"6500 hits a day" - An Urban Legend
Q18. How can you say that the gun registry is a useless criminal justice tool when the police use it 6,500 times per day?
A18. The “6,500 hits” figure for the Canadian Firearms Registry On-Line (CFRO) is misleading. Whenever police officers access the Canadian Police Information Centre (CPIC) for any reason, such as for a simple address check, an automatic hit is generated with CFRO whether the information is desired or not. This is the case, for example, with the Toronto Police Service (5,000 officers), the Vancouver Police (1,400 officers), and the BC RCMP (5,000 officers).

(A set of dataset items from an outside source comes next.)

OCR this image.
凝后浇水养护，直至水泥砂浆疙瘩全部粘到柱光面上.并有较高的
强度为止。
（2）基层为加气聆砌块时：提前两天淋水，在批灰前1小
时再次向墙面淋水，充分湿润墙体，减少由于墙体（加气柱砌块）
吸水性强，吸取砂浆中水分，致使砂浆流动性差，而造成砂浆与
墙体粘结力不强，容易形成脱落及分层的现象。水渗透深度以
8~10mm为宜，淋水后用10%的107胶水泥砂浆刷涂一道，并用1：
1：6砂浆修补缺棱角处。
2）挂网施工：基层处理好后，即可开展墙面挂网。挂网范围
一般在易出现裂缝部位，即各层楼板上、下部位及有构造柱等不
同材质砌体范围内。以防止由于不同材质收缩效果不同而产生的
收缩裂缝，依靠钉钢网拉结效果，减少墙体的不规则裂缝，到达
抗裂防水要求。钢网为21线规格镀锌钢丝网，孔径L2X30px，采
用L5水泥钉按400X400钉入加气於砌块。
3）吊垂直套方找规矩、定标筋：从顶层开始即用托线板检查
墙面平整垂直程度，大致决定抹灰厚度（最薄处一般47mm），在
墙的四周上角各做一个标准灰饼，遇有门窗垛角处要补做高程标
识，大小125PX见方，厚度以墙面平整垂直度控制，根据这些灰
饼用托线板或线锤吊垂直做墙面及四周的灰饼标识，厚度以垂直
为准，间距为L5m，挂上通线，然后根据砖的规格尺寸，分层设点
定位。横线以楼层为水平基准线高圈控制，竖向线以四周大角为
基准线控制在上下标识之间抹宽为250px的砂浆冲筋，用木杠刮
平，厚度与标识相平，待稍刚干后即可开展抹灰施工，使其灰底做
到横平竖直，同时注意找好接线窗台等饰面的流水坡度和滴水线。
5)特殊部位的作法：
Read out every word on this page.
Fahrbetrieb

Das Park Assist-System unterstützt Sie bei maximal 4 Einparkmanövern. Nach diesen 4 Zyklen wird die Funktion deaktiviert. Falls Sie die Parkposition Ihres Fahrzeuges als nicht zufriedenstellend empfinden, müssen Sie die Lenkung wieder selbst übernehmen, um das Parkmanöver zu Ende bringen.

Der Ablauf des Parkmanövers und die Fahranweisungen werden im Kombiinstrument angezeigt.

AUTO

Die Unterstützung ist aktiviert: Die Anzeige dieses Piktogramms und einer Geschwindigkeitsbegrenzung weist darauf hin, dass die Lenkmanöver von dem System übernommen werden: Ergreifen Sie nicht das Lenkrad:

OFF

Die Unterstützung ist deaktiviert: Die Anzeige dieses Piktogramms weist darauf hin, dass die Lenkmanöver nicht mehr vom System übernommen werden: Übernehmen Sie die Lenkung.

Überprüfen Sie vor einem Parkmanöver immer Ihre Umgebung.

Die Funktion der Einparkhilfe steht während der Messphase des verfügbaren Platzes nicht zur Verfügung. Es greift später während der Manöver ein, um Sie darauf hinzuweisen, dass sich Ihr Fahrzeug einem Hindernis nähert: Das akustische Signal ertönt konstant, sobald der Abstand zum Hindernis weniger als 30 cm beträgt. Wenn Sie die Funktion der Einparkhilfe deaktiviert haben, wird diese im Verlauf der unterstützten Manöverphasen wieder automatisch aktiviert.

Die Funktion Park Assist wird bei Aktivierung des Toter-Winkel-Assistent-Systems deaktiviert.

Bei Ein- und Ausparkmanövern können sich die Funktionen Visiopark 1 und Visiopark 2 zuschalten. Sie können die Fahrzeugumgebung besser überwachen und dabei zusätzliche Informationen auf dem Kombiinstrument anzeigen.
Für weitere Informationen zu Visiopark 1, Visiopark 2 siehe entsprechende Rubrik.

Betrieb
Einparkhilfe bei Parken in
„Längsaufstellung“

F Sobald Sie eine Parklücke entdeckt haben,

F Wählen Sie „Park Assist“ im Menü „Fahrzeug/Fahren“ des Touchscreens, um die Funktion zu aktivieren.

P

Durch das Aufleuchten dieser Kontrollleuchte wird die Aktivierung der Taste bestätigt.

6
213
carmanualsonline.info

To provide a parallel example for ordinary folk surfing the web, every time you access a modern website (including this one) you generate a "hit", and also when you visit specific areas within the site, especially advertizers. Most times, you didn't even know you did. The "hit counters" are what advertizers use to calculate fees and revenues from the web traffic.
(* The Canadian Firearms Centre was recently transferred back to the RCMP after a undistinguished stint as its own department)
Update:
From:
Standing Committee on Public Safety and National Security
EVIDENCE number 07, UNEDITED COPY - COPIE NON ÉDITÉE
Wednesday, June 7, 2006:
* * *
MP Dave MacKenzie: All I'm trying to indicate to Canadians, though, is that there are not 5,000 checks a day just for firearms registry. Those are automatic checks done by police officers on the street for names and for a variety of things.
RCMP Commissioner Giuliano Zaccardelli: They're automatic CPIC checks that they automatically go over. I don't have the number of how many are direct checks.